Mudança – O prefeito Fernando Haddad (PT) informou nesta sexta-feira que as crianças que foram localizadas no interior dos hotéis na região da Cracolândia serão retiradas do local. A prefeitura realocará as crianças e seus pais para outra área em que não haja contato ou proximidade com o consumo de drogas.”Falei com a Luciana Temer (secretária municipal de Assistência Social) para que as mães com os filhos sejam realocadas para um local um pouco mais distante e segregado dos homens adultos, para que não haja esse tipo de problema”, disse Haddad.
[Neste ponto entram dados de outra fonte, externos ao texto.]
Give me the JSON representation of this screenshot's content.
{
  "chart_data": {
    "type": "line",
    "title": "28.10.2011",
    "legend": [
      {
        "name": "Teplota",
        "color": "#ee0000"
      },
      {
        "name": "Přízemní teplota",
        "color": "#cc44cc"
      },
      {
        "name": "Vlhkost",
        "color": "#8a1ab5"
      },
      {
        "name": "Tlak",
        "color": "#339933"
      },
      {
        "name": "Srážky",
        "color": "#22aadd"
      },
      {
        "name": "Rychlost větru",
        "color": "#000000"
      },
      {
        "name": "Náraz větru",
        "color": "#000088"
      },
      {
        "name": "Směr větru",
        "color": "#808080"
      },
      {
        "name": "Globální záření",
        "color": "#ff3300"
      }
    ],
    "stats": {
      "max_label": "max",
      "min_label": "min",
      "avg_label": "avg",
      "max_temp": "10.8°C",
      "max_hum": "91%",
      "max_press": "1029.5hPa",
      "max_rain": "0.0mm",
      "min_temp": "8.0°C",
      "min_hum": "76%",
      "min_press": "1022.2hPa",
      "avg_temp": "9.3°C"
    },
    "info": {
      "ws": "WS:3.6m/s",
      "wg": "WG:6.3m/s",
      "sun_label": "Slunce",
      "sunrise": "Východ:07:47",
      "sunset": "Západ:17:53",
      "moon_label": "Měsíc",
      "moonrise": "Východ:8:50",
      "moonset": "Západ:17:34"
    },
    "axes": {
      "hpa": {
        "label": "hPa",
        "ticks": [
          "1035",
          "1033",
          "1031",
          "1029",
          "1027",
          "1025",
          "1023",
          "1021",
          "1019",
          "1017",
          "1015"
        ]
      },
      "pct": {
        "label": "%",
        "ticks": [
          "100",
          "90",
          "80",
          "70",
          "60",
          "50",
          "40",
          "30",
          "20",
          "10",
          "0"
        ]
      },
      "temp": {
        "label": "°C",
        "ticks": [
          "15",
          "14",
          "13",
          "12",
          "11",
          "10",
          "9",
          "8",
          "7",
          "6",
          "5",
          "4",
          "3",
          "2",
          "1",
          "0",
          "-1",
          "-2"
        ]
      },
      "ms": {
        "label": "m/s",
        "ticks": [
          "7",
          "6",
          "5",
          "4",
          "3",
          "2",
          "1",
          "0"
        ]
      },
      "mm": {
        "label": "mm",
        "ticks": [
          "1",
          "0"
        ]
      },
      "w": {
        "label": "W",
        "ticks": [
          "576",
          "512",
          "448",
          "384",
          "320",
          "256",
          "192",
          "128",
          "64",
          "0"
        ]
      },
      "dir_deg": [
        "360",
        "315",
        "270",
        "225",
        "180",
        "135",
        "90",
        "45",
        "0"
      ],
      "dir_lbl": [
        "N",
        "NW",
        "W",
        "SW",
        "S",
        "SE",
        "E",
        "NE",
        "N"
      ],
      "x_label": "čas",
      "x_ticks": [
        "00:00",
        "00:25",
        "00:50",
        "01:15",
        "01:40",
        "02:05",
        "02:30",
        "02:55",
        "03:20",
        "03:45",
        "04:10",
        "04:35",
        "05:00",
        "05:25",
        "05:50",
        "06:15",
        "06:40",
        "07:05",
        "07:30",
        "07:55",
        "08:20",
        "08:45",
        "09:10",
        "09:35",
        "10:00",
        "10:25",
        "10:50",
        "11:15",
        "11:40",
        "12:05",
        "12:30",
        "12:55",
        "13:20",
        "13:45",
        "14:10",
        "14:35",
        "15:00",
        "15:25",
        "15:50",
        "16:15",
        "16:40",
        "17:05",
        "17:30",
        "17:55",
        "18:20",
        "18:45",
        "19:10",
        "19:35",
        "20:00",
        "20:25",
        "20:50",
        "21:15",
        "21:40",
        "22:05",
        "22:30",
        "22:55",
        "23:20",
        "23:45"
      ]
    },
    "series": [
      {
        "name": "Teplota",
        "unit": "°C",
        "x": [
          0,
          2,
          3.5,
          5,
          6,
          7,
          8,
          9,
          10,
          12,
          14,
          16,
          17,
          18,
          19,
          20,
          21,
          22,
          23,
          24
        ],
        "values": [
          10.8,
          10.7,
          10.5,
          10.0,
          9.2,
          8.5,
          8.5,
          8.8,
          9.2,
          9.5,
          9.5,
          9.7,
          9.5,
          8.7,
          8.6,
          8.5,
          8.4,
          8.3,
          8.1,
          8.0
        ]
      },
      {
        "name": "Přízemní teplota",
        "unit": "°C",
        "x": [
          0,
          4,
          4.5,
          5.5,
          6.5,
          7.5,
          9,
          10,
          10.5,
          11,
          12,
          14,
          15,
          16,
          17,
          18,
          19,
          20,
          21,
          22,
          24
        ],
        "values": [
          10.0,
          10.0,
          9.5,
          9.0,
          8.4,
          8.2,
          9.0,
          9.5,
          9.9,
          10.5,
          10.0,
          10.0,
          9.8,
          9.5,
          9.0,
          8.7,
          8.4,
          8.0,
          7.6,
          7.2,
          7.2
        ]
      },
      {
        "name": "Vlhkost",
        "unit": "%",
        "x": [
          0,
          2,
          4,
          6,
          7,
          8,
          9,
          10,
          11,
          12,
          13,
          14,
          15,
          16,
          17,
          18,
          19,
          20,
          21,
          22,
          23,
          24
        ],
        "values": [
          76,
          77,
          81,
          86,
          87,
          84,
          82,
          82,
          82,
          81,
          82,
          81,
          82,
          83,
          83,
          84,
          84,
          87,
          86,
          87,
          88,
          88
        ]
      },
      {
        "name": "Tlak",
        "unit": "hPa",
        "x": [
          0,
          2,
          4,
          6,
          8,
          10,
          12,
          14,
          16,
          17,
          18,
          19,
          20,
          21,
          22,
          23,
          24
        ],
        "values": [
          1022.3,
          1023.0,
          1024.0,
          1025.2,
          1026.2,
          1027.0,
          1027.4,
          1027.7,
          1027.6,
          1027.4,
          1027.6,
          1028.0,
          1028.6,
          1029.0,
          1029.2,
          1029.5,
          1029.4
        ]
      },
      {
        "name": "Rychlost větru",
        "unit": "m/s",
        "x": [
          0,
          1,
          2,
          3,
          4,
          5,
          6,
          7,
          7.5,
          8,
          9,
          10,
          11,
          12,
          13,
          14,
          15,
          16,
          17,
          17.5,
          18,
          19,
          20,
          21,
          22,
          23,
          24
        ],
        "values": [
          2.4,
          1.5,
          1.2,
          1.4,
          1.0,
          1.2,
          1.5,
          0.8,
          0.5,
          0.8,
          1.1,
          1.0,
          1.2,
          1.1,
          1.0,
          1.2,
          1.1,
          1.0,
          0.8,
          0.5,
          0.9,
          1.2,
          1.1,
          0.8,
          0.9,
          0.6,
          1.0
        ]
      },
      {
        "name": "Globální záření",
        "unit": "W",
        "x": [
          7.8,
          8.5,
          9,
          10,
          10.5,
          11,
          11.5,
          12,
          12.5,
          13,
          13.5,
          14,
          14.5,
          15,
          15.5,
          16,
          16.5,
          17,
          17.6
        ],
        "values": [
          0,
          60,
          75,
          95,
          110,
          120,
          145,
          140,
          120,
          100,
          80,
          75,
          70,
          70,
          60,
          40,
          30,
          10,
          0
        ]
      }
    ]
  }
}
Além disso, o prefeito informou que há relatos de casos de furtos no interior dos hotéis. Para combatê-los, a Prefeitura cogita acionar a Guarda Civil Metropolitana. “Estamos discutindo a possibilidade de colocar a Guarda Civil Metropolitana mais intensivamente, não apenas na região mas nas portas dos hotéis para impedir a entrada de pessoas estranhas aos programas, que são as que causam o problema”, disse.

Avaliação – Questionado sobre a avaliação que faz após sete meses do programa, Haddad disse enxergar uma grande evolução. “Sempre haverá espaço para melhorar. Mas se nós compararmos o que está sendo feito neste ano com o que foi feito nos anos anteriores, a mudança é da água para o vinho”, disse.